2CI-2-EtO

Clinical data
- Other names: 2CI-2EtO; 2CI-2-ETO; 2CI-2ETO; 2C-I-2-EtO; 2-Ethoxy-5-methoxy-4-iodophenethylamine; 2-Ethoxy-4-iodo-5-methoxyphenethylamine
- Routes of administration: Oral
- Drug class: Psychoactive drug
- ATC code: None;

Pharmacokinetic data
- Duration of action: 2–4 hours

Identifiers
- IUPAC name 2-(2-ethoxy-4-iodo-5-methoxyphenyl)ethan-1-amine;

Chemical and physical data
- Formula: C_{11}H_{16}INO_{2}
- Molar mass: 321.158 g·mol^{−1}
- 3D model (JSmol): Interactive image;
- SMILES CCOC1=CC(I)=C(OC)C=C1CCN;
- InChI InChI=InChI=1S/C11H16INO2/c1-3-15-10-7-9(12)11(14-2)6-8(10)4-5-13/h6-7H,3-5,13H2,1-2H3; Key:KGZIRCONPUCBOO-UHFFFAOYSA-N;

= 2CI-2-EtO =

2CI-2-EtO, also known as 2-ethoxy-5-methoxy-4-iodophenethylamine, is a psychoactive drug of the phenethylamine, 2C, and TWEETIO families related to the psychedelic drug 2C-I. It is the derivative of 2C-I in which the methoxy group at the 2 position has been replaced with an ethoxy group.

According to Alexander Shulgin in his book PiHKAL (Phenethylamines I Have Known and Loved) and other publications, 2CI-2-EtO's dose is 5 to 50 mg orally and its duration is 2 to 4 hours.

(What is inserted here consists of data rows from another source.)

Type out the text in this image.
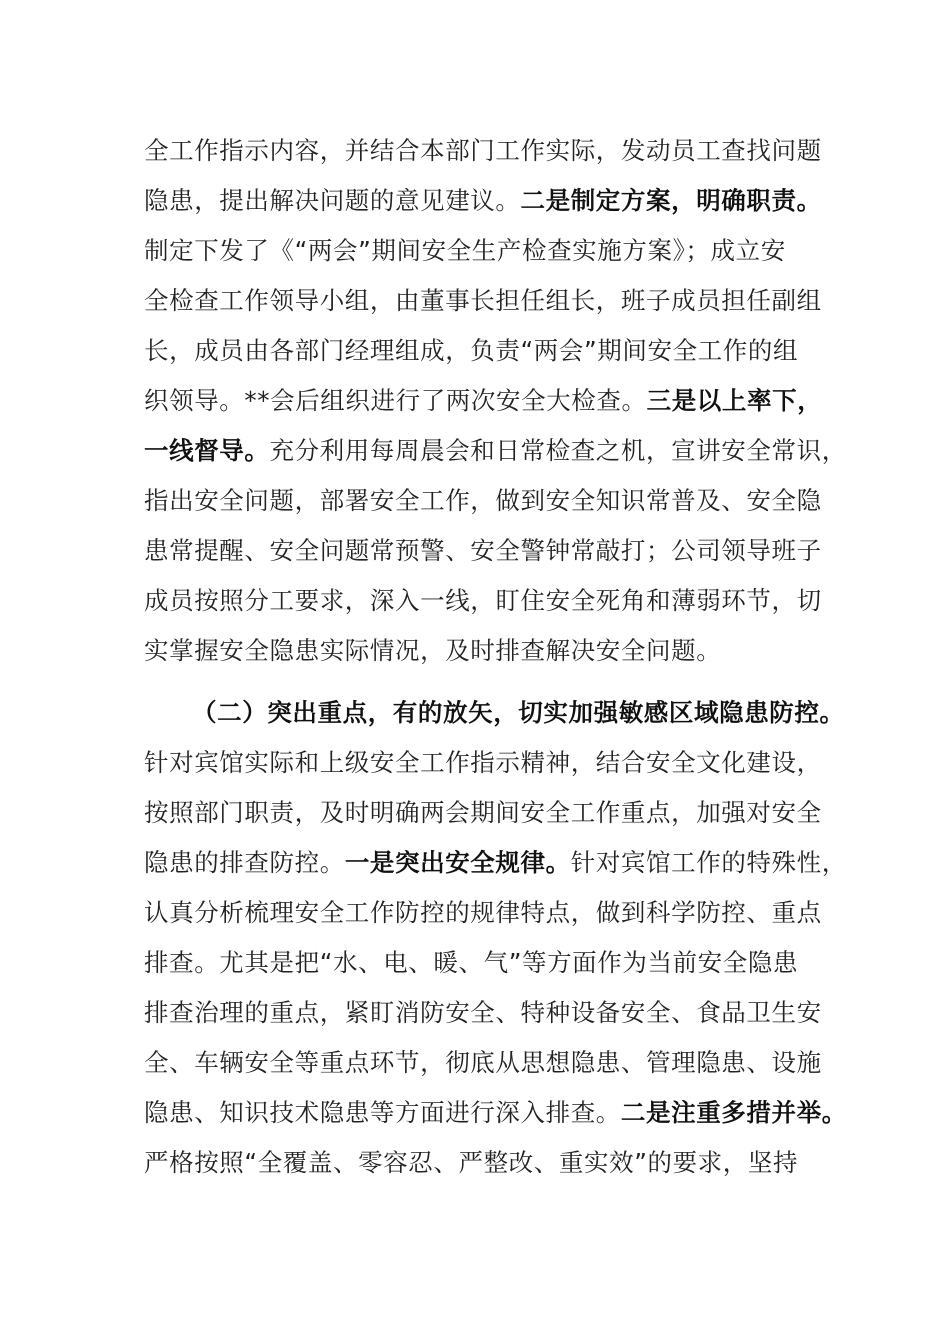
全工作指示内容，并结合本部门工作实际，发动员工查找问题
隐患，提出解决问题的意见建议。二是制定方案，明确职责。
制定下发了《“两会”期间安全生产检查实施方案》；成立安
全检查工作领导小组，由董事长担任组长，班子成员担任副组
长，成员由各部门经理组成，负责“两会”期间安全工作的组
织领导。**会后组织进行了两次安全大检查。三是以上率下，
一线督导。充分利用每周晨会和日常检查之机，宣讲安全常识，
指出安全问题，部署安全工作，做到安全知识常普及、安全隐
患常提醒、安全问题常预警、安全警钟常敲打；公司领导班子
成员按照分工要求，深入一线，盯住安全死角和薄弱环节，切
实掌握安全隐患实际情况，及时排查解决安全问题。
（二）突出重点，有的放矢，切实加强敏感区域隐患防控。
针对宾馆实际和上级安全工作指示精神，结合安全文化建设，
按照部门职责，及时明确两会期间安全工作重点，加强对安全
隐患的排查防控。一是突出安全规律。针对宾馆工作的特殊性，
认真分析梳理安全工作防控的规律特点，做到科学防控、重点
排查。尤其是把“水、电、暖、气”等方面作为当前安全隐患
排查治理的重点，紧盯消防安全、特种设备安全、食品卫生安
全、车辆安全等重点环节，彻底从思想隐患、管理隐患、设施
隐患、知识技术隐患等方面进行深入排查。二是注重多措并举。
严格按照“全覆盖、零容忍、严整改、重实效”的要求，坚持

The effects of 2CI-2-EtO have been reported to include threshold effects and no more than a "plus-one" on the Shulgin Rating Scale, with no specific effects having been described. The drug produced threshold effects lasting 2 hours at a dose of 5 mg orally. A dose of 50 mg, or 10-fold higher, produced no more intense of effects and only served to extend its duration to 4 hours.

The chemical synthesis of 2CI-2-EtO has been described.

2CI-2-EtO was first described in the literature by Shulgin in PiHKAL in 1991. It was developed and tested by Darrell Lemaire, with publication via personal communication with Shulgin. The drug is a controlled substance in Canada under phenethylamine blanket-ban language.